Tolkien’s masterpiece is the crème de la crème of World War II metaphors, and the closest in time to the actual events. Tolkien himself served in the First World War, and nearly in the Second as well. More than a magical reenactment, as Rowling’s might be seen, Tolkien’s fantasy is largely a personal recollection.
- Sauron and the minions of Mordor seek domination of Middle Earth and the hierarchical subjugation of all other races through distribution of the Rings of Power, with the One Ring notoriously ruling them all. Sauron came to his political position by exploiting the absence of his exiled master, Morgoth, and through shape-shifting and deception of other kingdom leaders in his younger years. Some of this is articulated in The Lord of the Rings, but much of Sauron and Morgoth’s backstory has to be found in the Silmarillion.

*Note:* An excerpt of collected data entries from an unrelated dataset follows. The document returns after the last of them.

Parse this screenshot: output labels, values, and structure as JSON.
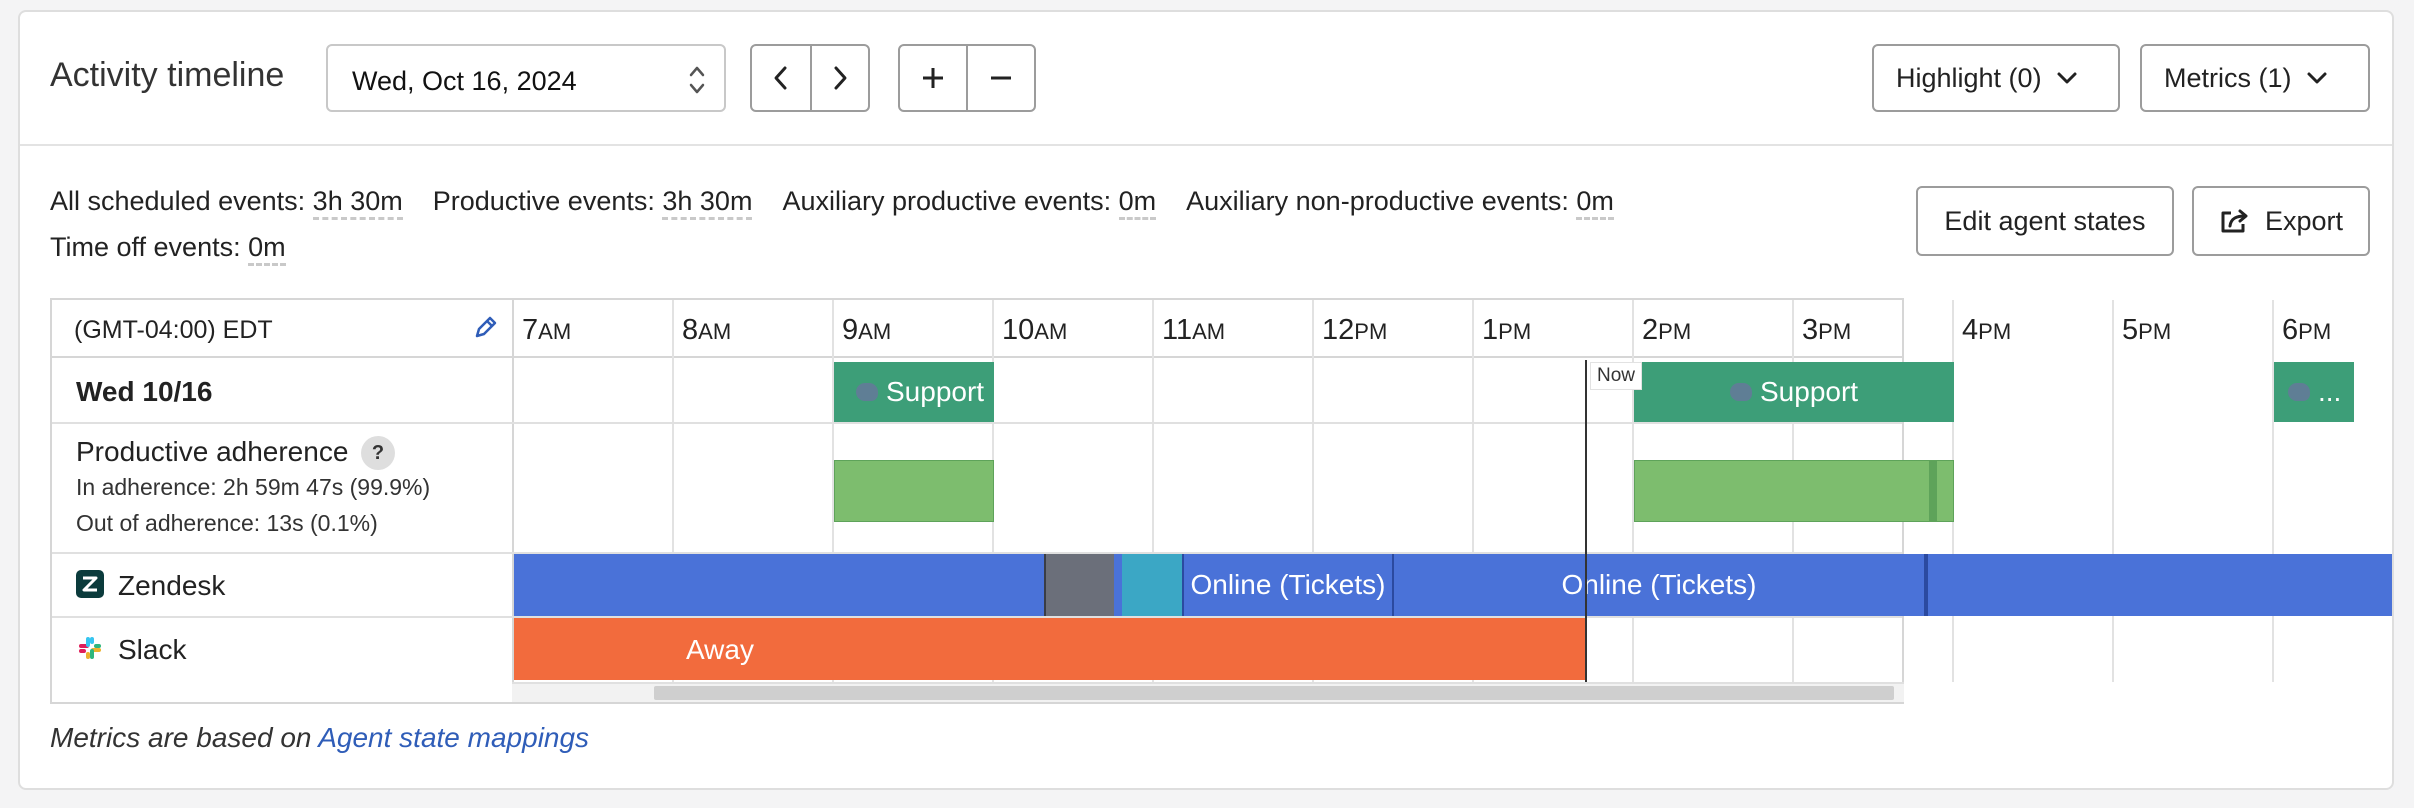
{
  "header": {
    "title": "Activity timeline",
    "date_value": "Wed, Oct 16, 2024",
    "highlight_label": "Highlight (0)",
    "metrics_label": "Metrics (1)"
  },
  "summary": {
    "all_scheduled_label": "All scheduled events:",
    "all_scheduled_value": "3h 30m",
    "productive_label": "Productive events:",
    "productive_value": "3h 30m",
    "aux_productive_label": "Auxiliary productive events:",
    "aux_productive_value": "0m",
    "aux_nonproductive_label": "Auxiliary non-productive events:",
    "aux_nonproductive_value": "0m",
    "time_off_label": "Time off events:",
    "time_off_value": "0m"
  },
  "actions": {
    "edit_agent_states": "Edit agent states",
    "export": "Export"
  },
  "timeline": {
    "timezone": "(GMT-04:00) EDT",
    "hours": [
      {
        "num": "7",
        "ampm": "AM"
      },
      {
        "num": "8",
        "ampm": "AM"
      },
      {
        "num": "9",
        "ampm": "AM"
      },
      {
        "num": "10",
        "ampm": "AM"
      },
      {
        "num": "11",
        "ampm": "AM"
      },
      {
        "num": "12",
        "ampm": "PM"
      },
      {
        "num": "1",
        "ampm": "PM"
      },
      {
        "num": "2",
        "ampm": "PM"
      },
      {
        "num": "3",
        "ampm": "PM"
      },
      {
        "num": "4",
        "ampm": "PM"
      },
      {
        "num": "5",
        "ampm": "PM"
      },
      {
        "num": "6",
        "ampm": "PM"
      }
    ],
    "now_label": "Now",
    "rows": {
      "date_label": "Wed 10/16",
      "adherence_label": "Productive adherence",
      "in_adherence": "In adherence: 2h 59m 47s  (99.9%)",
      "out_adherence": "Out of adherence: 13s  (0.1%)",
      "zendesk_label": "Zendesk",
      "slack_label": "Slack"
    },
    "events": {
      "support_1": "Support",
      "support_2": "Support",
      "support_3": "..."
    },
    "zendesk_states": {
      "online_tickets_1": "Online (Tickets)",
      "online_tickets_2": "Online (Tickets)"
    },
    "slack_states": {
      "away": "Away"
    }
  },
  "footer": {
    "prefix": "Metrics are based on",
    "link": "Agent state mappings"
  },
  "colors": {
    "event_green": "#3d9e78",
    "adherence_green": "#7dbd6e",
    "zendesk_blue": "#4a72d8",
    "slack_orange": "#f26b3d",
    "link_blue": "#2f5db8"
  }
}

- I can’t think of a particular race that Sauron hated more than all, but here’s a bonus feature: The geographic layout of Middle Earth parallels Europe. On the westernmost coast, there is a great sea that leads to the mystical land Valinor—conceptually similar to Europeans’ perception of the New World in the 16th century. Meanwhile, Hobbiton is in the northwest, where Britain would be oriented, and Mordor is in the southeast, where Germany/Austria would be oriented. The lands of the north are cold (Scandinavia), and the lands to the far east are scarcely mentioned, but seem to be culturally different from the rest of Middle Earth (Russia and possibly East Asia).

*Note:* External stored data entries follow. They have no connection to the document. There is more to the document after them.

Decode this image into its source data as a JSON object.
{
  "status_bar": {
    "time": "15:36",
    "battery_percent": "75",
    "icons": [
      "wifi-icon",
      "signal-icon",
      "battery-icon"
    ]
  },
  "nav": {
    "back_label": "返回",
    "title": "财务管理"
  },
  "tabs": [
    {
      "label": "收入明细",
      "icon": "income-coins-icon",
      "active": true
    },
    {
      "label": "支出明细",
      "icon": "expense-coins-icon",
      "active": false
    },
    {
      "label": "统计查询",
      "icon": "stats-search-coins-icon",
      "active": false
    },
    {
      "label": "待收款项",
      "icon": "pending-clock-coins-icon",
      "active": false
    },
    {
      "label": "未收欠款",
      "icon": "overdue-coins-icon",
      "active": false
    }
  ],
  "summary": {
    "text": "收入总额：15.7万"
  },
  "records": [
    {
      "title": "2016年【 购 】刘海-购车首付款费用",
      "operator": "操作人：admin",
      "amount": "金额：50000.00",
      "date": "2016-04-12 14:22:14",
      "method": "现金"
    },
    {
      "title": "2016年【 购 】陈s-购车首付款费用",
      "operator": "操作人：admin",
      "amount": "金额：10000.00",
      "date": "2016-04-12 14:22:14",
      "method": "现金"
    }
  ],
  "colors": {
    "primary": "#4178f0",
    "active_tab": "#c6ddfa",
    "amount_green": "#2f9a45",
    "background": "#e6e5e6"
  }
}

- The War of the Ring as depicted in the trilogy, set during the setting’s Third Age, is a resurgence of the events of the Second Age, when Sauron was first defeated by the Last Alliance of Elves and Men, and the Ring was lost. Although far more than 20 years had past between these great epochs (we’re talking millennia here), we’re also dealing with fantasy races who have extremely long lives, so the parallel is the same. Many of the characters who fought Sauron during the Second Age were still alive to guide the younger generation fighting in the Third Age. It’s also worth noting that the German Empire of the First World War was designated the Second Reich, while the Nazi Regime called itself the Third Reich.
- It was always personal for Sauron. He wanted to be God. Meanwhile, there remained this period of relative peace between the two cataclysms, during which time the peoples went about their various petty feuds and fell into a false sense of security, thinking that Sauron had been vanquished for good.
- There are two simultaneous plot threads in The Lord of the Rings. On the one hand, we have these massive, medieval conflicts between the great armies and Gandalf’s attempts to forge tenuous alliances between them (U.S.A. & U.S.S.R.?). At the same time, under the radar, we have this nearly impossible covert mission of a small band of Hobbits to infiltrate the enemy’s capital and destroy the most powerful weapon of all. Neither effort can result in victory alone: both most succeed, and both are highly unlikely to do so.
Without a doubt, a closer inspection of any of these stories (or ten thousand others) will reveal scores of other, minor references/parallels, whether simple visual cues or surrounding plot. Just last night, my wife and I were reading up on the history of the Elder Wand in the Harry Potter universe, and it turns out that fascism in the Wizarding World circa 1933-1945 was even more closely aligned with Nazism than Voldemort’s brand in the 1990s. So the potential for drawing on this rich, historical setting is endless. And we never seem to tire of it, either, given the proliferation of not only fantastical WWII-metaphors, but also of straight-forward WWII films and documentaries as well. Clearly, the Second World War persists as one of our most important human legacies, and (pseudo-)Nazis are our most favorite characters to hate.